The lysed proteins of differently labeled cells were mixed in equal proportion according to the number of cells or the number of proteins. After separation and purification, they were identified by mass spectrometry. The relative quantification was carried out according to the area comparison of two isotope-type peptides in the primary mass spectrometry, which belongs to the metabolic labeling method in vivo.
SILAC technical route
SILAC is an in vivo labeling technology, which is closer to the true state of the sample. The labeling efficiency is as high as 100%, and the labeling effect is stable. It is not only suitable for whole-cell protein analysis but also suitable for the identification and quantification of membrane proteins. Each sample only needs dozens of micrograms of protein.
SILAC quantification is suitable for the analysis of live cultured cells and compares the difference of whole-cell proteins or subcellular proteins of multiple samples or the same sample under different conditions.
MRM is a data acquisition method that sets mass spectrometry detection rules based on known information or assumed information, records the signals that conform to the rules, removes a large number of non-conformance ion signals, and obtains mass spectrometry information. It belongs to the target protein. group.

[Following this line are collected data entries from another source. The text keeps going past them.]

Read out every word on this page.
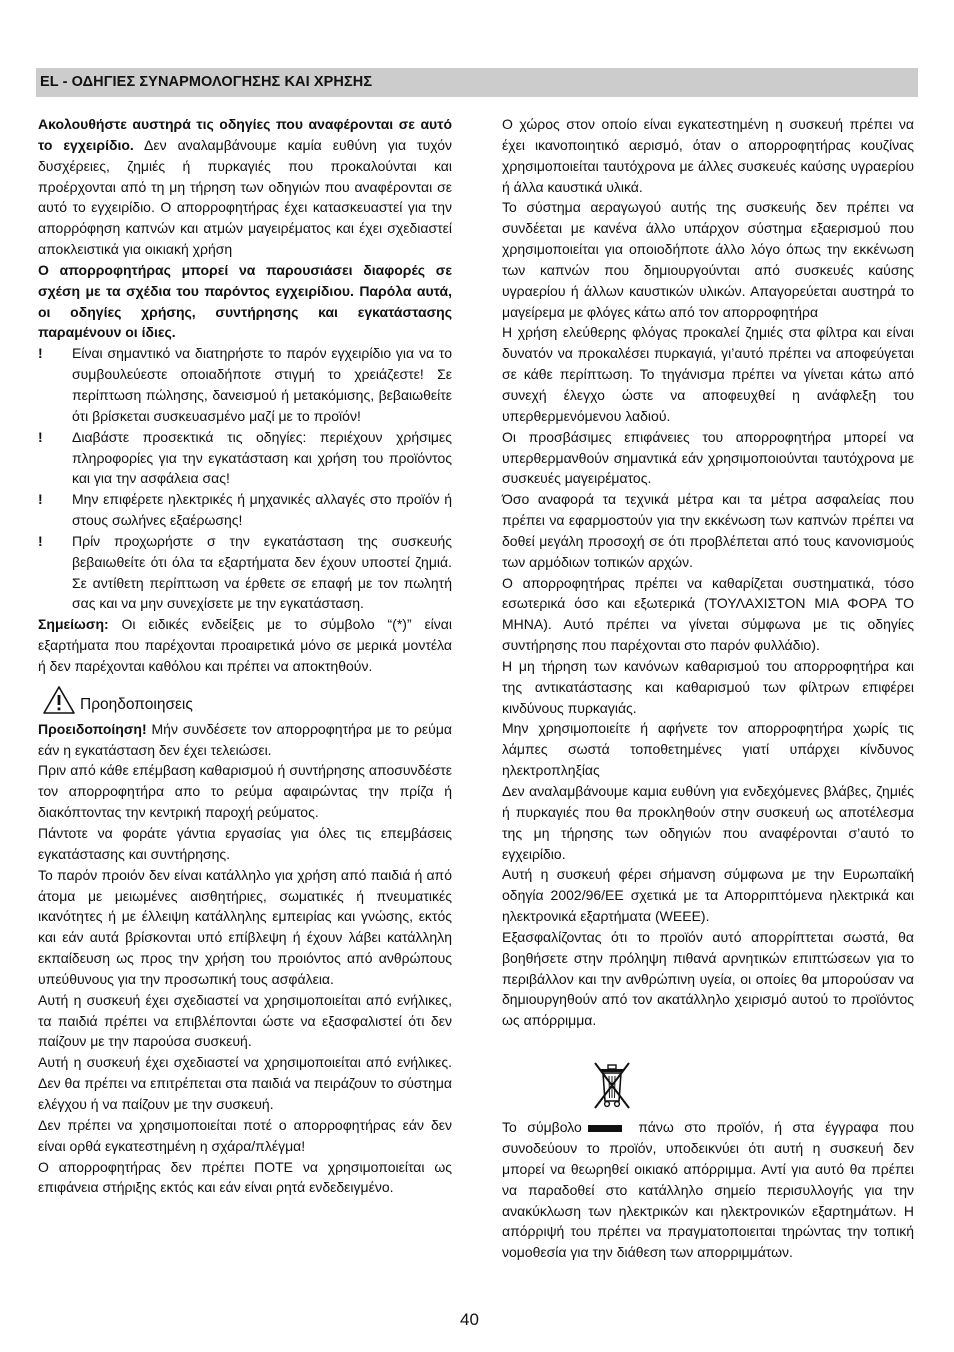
EL - ΟΔΗΓΙΕΣ ΣΥΝΑΡΜΟΛΟΓΗΣΗΣ ΚΑΙ ΧΡΗΣΗΣ

Ακολουθήστε αυστηρά τις οδηγίες που αναφέρονται σε αυτό το εγχειρίδιο. Δεν αναλαμβάνουμε καμία ευθύνη για τυχόν δυσχέρειες, ζημιές ή πυρκαγιές που προκαλούνται και προέρχονται από τη μη τήρηση των οδηγιών που αναφέρονται σε αυτό το εγχειρίδιο. Ο απορροφητήρας έχει κατασκευαστεί για την απορρόφηση καπνών και ατμών μαγειρέματος και έχει σχεδιαστεί αποκλειστικά για οικιακή χρήση

Ο απορροφητήρας μπορεί να παρουσιάσει διαφορές σε σχέση με τα σχέδια του παρόντος εγχειρίδιου. Παρόλα αυτά, οι οδηγίες χρήσης, συντήρησης και εγκατάστασης παραμένουν οι ίδιες.

! Είναι σημαντικό να διατηρήστε το παρόν εγχειρίδιο για να το συμβουλεύεστε οποιαδήποτε στιγμή το χρειάζεστε! Σε περίπτωση πώλησης, δανεισμού ή μετακόμισης, βεβαιωθείτε ότι βρίσκεται συσκευασμένο μαζί με το προϊόν!

! Διαβάστε προσεκτικά τις οδηγίες: περιέχουν χρήσιμες πληροφορίες για την εγκατάσταση και χρήση του προϊόντος και για την ασφάλεια σας!

! Μην επιφέρετε ηλεκτρικές ή μηχανικές αλλαγές στο προϊόν ή στους σωλήνες εξαέρωσης!

! Πρίν προχωρήστε σ την εγκατάσταση της συσκευής βεβαιωθείτε ότι όλα τα εξαρτήματα δεν έχουν υποστεί ζημιά. Σε αντίθετη περίπτωση να έρθετε σε επαφή με τον πωλητή σας και να μην συνεχίσετε με την εγκατάσταση.

Σημείωση: Οι ειδικές ενδείξεις με το σύμβολο “(*)” είναι εξαρτήματα που παρέχονται προαιρετικά μόνο σε μερικά μοντέλα ή δεν παρέχονται καθόλου και πρέπει να αποκτηθούν.

Προηδοποιησεις

Προειδοποίηση! Μήν συνδέσετε τον απορροφητήρα με το ρεύμα εάν η εγκατάσταση δεν έχει τελειώσει.

Πριν από κάθε επέμβαση καθαρισμού ή συντήρησης αποσυνδέστε τον απορροφητήρα απο το ρεύμα αφαιρώντας την πρίζα ή διακόπτοντας την κεντρική παροχή ρεύματος.

Πάντοτε να φοράτε γάντια εργασίας για όλες τις επεμβάσεις εγκατάστασης και συντήρησης.

Το παρόν προιόν δεν είναι κατάλληλο για χρήση από παιδιά ή από άτομα με μειωμένες αισθητήριες, σωματικές ή πνευματικές ικανότητες ή με έλλειψη κατάλληλης εμπειρίας και γνώσης, εκτός και εάν αυτά βρίσκονται υπό επίβλεψη ή έχουν λάβει κατάλληλη εκπαίδευση ως προς την χρήση του προιόντος από ανθρώπους υπεύθυνους για την προσωπική τους ασφάλεια.

Αυτή η συσκευή έχει σχεδιαστεί να χρησιμοποιείται από ενήλικες, τα παιδιά πρέπει να επιβλέπονται ώστε να εξασφαλιστεί ότι δεν παίζουν με την παρούσα συσκευή.

Αυτή η συσκευή έχει σχεδιαστεί να χρησιμοποιείται από ενήλικες. Δεν θα πρέπει να επιτρέπεται στα παιδιά να πειράζουν το σύστημα ελέγχου ή να παίζουν με την συσκευή.

Δεν πρέπει να χρησιμοποιείται ποτέ ο απορροφητήρας εάν δεν είναι ορθά εγκατεστημένη η σχάρα/πλέγμα!

Ο απορροφητήρας δεν πρέπει ΠΟΤΕ να χρησιμοποιείται ως επιφάνεια στήριξης εκτός και εάν είναι ρητά ενδεδειγμένο.

Ο χώρος στον οποίο είναι εγκατεστημένη η συσκευή πρέπει να έχει ικανοποιητικό αερισμό, όταν ο απορροφητήρας κουζίνας χρησιμοποιείται ταυτόχρονα με άλλες συσκευές καύσης υγραερίου ή άλλα καυστικά υλικά.

Το σύστημα αεραγωγού αυτής της συσκευής δεν πρέπει να συνδέεται με κανένα άλλο υπάρχον σύστημα εξαερισμού που χρησιμοποιείται για οποιοδήποτε άλλο λόγο όπως την εκκένωση των καπνών που δημιουργούνται από συσκευές καύσης υγραερίου ή άλλων καυστικών υλικών. Απαγορεύεται αυστηρά το μαγείρεμα με φλόγες κάτω από τον απορροφητήρα

Η χρήση ελεύθερης φλόγας προκαλεί ζημιές στα φίλτρα και είναι δυνατόν να προκαλέσει πυρκαγιά, γι’αυτό πρέπει να αποφεύγεται σε κάθε περίπτωση. Το τηγάνισμα πρέπει να γίνεται κάτω από συνεχή έλεγχο ώστε να αποφευχθεί η ανάφλεξη του υπερθερμενόμενου λαδιού.

Οι προσβάσιμες επιφάνειες του απορροφητήρα μπορεί να υπερθερμανθούν σημαντικά εάν χρησιμοποιούνται ταυτόχρονα με συσκευές μαγειρέματος.

Όσο αναφορά τα τεχνικά μέτρα και τα μέτρα ασφαλείας που πρέπει να εφαρμοστούν για την εκκένωση των καπνών πρέπει να δοθεί μεγάλη προσοχή σε ότι προβλέπεται από τους κανονισμούς των αρμόδιων τοπικών αρχών.

Ο απορροφητήρας πρέπει να καθαρίζεται συστηματικά, τόσο εσωτερικά όσο και εξωτερικά (ΤΟΥΛΑΧΙΣΤΟΝ ΜΙΑ ΦΟΡΑ ΤΟ ΜΗΝΑ). Αυτό πρέπει να γίνεται σύμφωνα με τις οδηγίες συντήρησης που παρέχονται στο παρόν φυλλάδιο).

Η μη τήρηση των κανόνων καθαρισμού του απορροφητήρα και της αντικατάστασης και καθαρισμού των φίλτρων επιφέρει κινδύνους πυρκαγιάς.

Μην χρησιμοποιείτε ή αφήνετε τον απορροφητήρα χωρίς τις λάμπες σωστά τοποθετημένες γιατί υπάρχει κίνδυνος ηλεκτροπληξίας

Δεν αναλαμβάνουμε καμια ευθύνη για ενδεχόμενες βλάβες, ζημιές ή πυρκαγιές που θα προκληθούν στην συσκευή ως αποτέλεσμα της μη τήρησης των οδηγιών που αναφέρονται σ’αυτό το εγχειρίδιο.

Αυτή η συσκευή φέρει σήμανση σύμφωνα με την Ευρωπαϊκή οδηγία 2002/96/ΕΕ σχετικά με τα Απορριπτόμενα ηλεκτρικά και ηλεκτρονικά εξαρτήματα (WEEE).

Εξασφαλίζοντας ότι το προϊόν αυτό απορρίπτεται σωστά, θα βοηθήσετε στην πρόληψη πιθανά αρνητικών επιπτώσεων για το περιβάλλον και την ανθρώπινη υγεία, οι οποίες θα μπορούσαν να δημιουργηθούν από τον ακατάλληλο χειρισμό αυτού το προϊόντος ως απόρριμμα.

Το σύμβολο	πάνω στο προϊόν, ή στα έγγραφα που συνοδεύουν το προϊόν, υποδεικνύει ότι αυτή η συσκευή δεν μπορεί να θεωρηθεί οικιακό απόρριμμα. Αντί για αυτό θα πρέπει να παραδοθεί στο κατάλληλο σημείο περισυλλογής για την ανακύκλωση των ηλεκτρικών και ηλεκτρονικών εξαρτημάτων. Η απόρριψή του πρέπει να πραγματοποιειται τηρώντας την τοπική νομοθεσία για την διάθεση των απορριμμάτων.

40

The key is to first detect the specific parent ion, then only the selected specific parent ion is collision-induced, and finally, the interference of other daughter ions is removed, and only the selected specific ion is collected by mass spectrum signal.
The MRMHR technology eliminates a large number of interfering ions through two-stage ion selection, reduces the chemical background of the mass spectrometer, and significantly improves the signal-to-noise ratio of the target detection object, thereby achieving high detection sensitivity, and has the characteristics of good reproducibility and high accuracy. It is especially suitable for the verification of protein expression differences of known protein sequences. It can detect lower abundance proteins, but only about 20 target proteins can be detected in one MRM experiment.
It is a brand new mass spectrometry acquisition mode technology jointly launched by Dr. Ruedi Aebersold and his team from the Swiss Federal Institute of Technology Zurich in 2012 with AB-SCIEX, which is an extension of MS/MSALL technology.
Compared with the traditional shot-gun technology, the SWATH acquisition mode can scan all peptide precursor ions in the scanning interval through ultra-high-speed scanning and perform secondary fragmentation to obtain complete peptide information.
Proteomics is the systematic analysis of proteins expressed in a cell or tissue. The analysis technology includes separation science for separating proteins and peptides, analysis science for identifying and quantifying analytes, and bioinformatics for data management and analysis. Mass spectrometry is the Critical analysis tool.